Communicate Better with B-Mail!
It has long been known that honeybees perform dances on their return to the hive to broadcast messages about the vicinity and quantity of nectar-bearing plants. Aristotle in 330 BC, described this behavior in his Historia Animalium. In 1947, Karl Von Frisch performed a series of experiments to validate his theory of "bee-dancing" and was awarded the Nobel Prize in Physiology or Medicine in 1973.
More recent research under the leadership of Dr. Zachary Huang,
Huang's team found that forager bees gather and carry a chemical called ethyl oleate in the stomach. The forager bees feed this primer pheromone to the worker bees, and the chemical keeps them in a nurse bee state. As forager bees die off less of the ethyl oleate is available and nurse bees more quickly mature to become foragers. It appears that this control system is an example of decentralized decision making in the bee colony.
So we know that bees are not only good decision-makers, but adept communicators. Some messages they broadcast to the entire hive. Some messages are specific to a type or group within the hives (worker bees, nurse bees, etc.) So what can we learn from them?
Over the last 15 years, we've led many Communication Workshops for all kinds of teams. One of the exercises our clients find particularly helpful is the development of guidelines or best practices. One of the most valuable lessons we've learned from our clients is how critical email is to team communication...and how problematic. Taking a lesson from our bee friends and our former clients, here's a list of five best practices to consider when composing an email.
1. Consider your audience and use language that is appropriate (these means watch out for acronyms, jargon or slang) and clear.

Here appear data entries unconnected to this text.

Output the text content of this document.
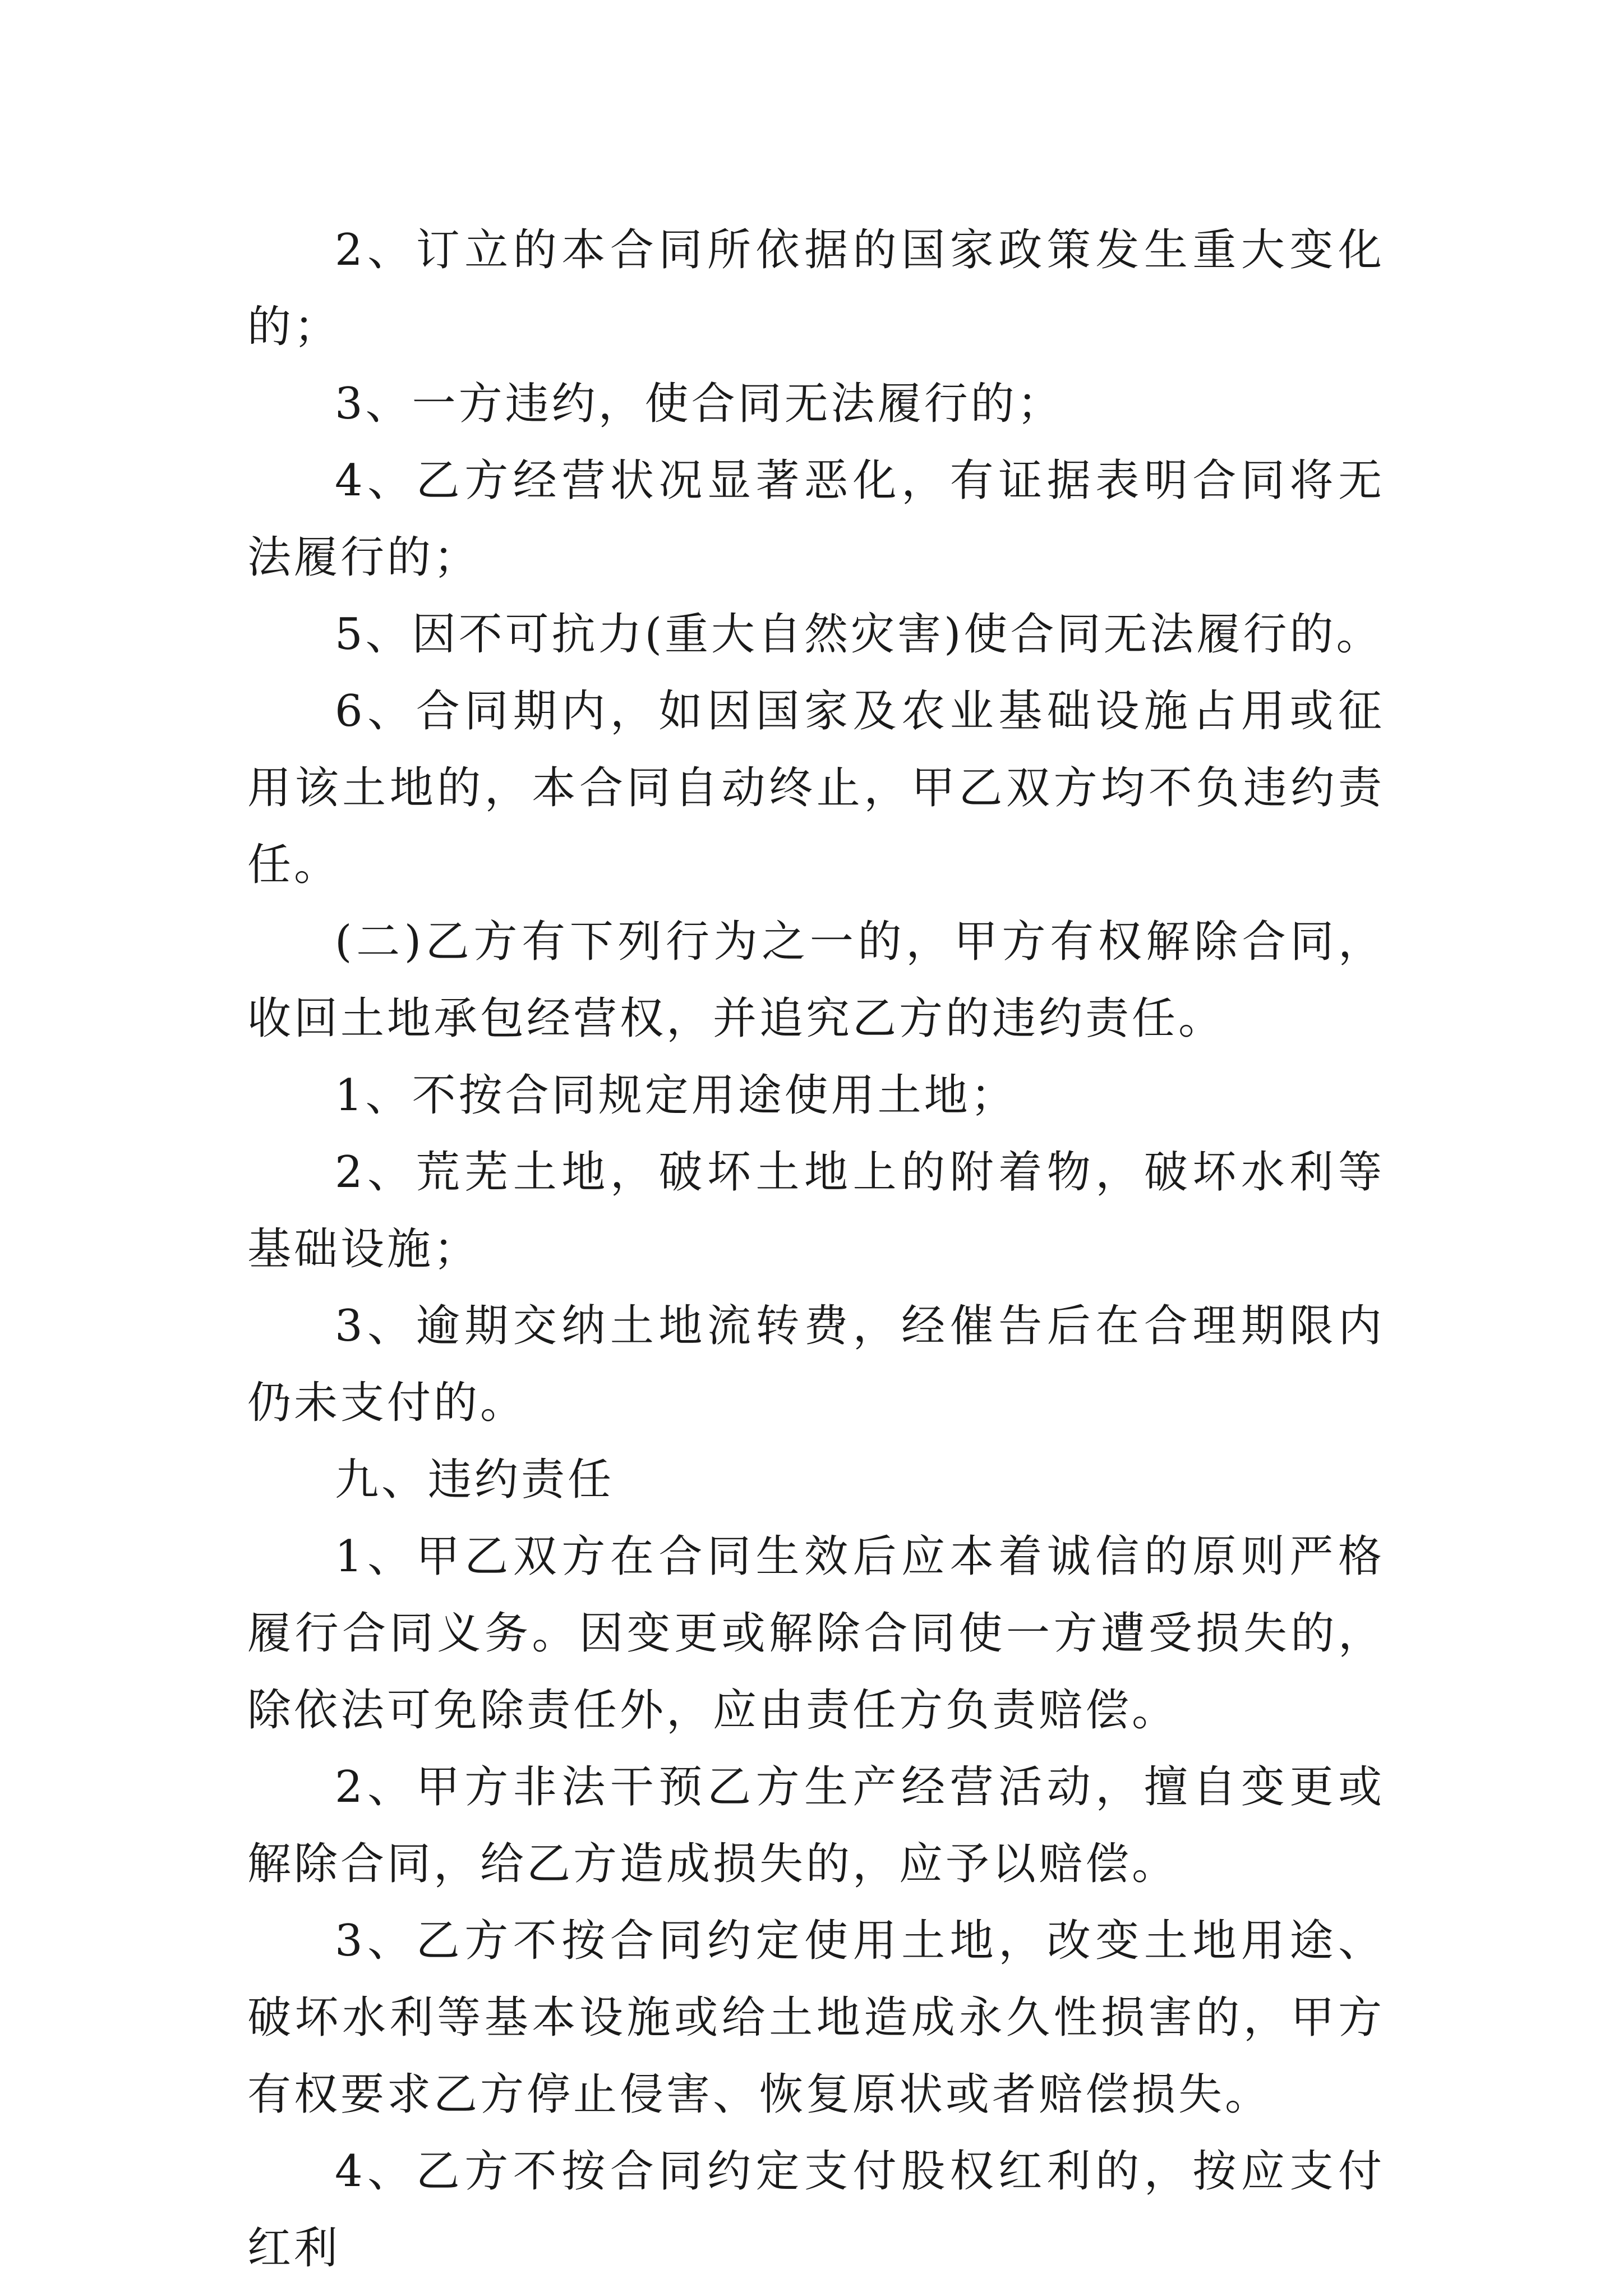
2、订立的本合同所依据的国家政策发生重大变化的；

3、一方违约，使合同无法履行的；

4、乙方经营状况显著恶化，有证据表明合同将无法履行的；

5、因不可抗力(重大自然灾害)使合同无法履行的。

6、合同期内，如因国家及农业基础设施占用或征用该土地的，本合同自动终止，甲乙双方均不负违约责任。

(二)乙方有下列行为之一的，甲方有权解除合同，收回土地承包经营权，并追究乙方的违约责任。

1、不按合同规定用途使用土地；

2、荒芜土地，破坏土地上的附着物，破坏水利等基础设施；

3、逾期交纳土地流转费，经催告后在合理期限内仍未支付的。

九、违约责任

1、甲乙双方在合同生效后应本着诚信的原则严格履行合同义务。因变更或解除合同使一方遭受损失的，除依法可免除责任外，应由责任方负责赔偿。

2、甲方非法干预乙方生产经营活动，擅自变更或解除合同，给乙方造成损失的，应予以赔偿。

3、乙方不按合同约定使用土地，改变土地用途、破坏水利等基本设施或给土地造成永久性损害的，甲方有权要求乙方停止侵害、恢复原状或者赔偿损失。

4、乙方不按合同约定支付股权红利的，按应支付红利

2. Be parsimonious with your words. If it's a complex issue that requires a great deal of explanation, email is probably not the best medium to choose. If it is the ONLY way you can communicate your message, consider using an outline format or brief bulleted lists to help your reader follow your train of thought.
3. Don't over-CC or BCC. Including too many people in emails can be very confusing and several clients have relayed tales of two, three, sometimes four people working on the same project because they believed it was assigned to them.
4. Make the most of your subject line. The average employee views between 40 and 200 emails per day. If you don't want your important information "swept away," make sure the subject line is salient (and maybe even attention grabbing!).
5. Make sure you email recipients know what is expected of them. Do they need to take action? Make a decision? Read it and think about it and respond later? One of the major gripes in our workshops are emails that are vague about what the next step should be and who should take it.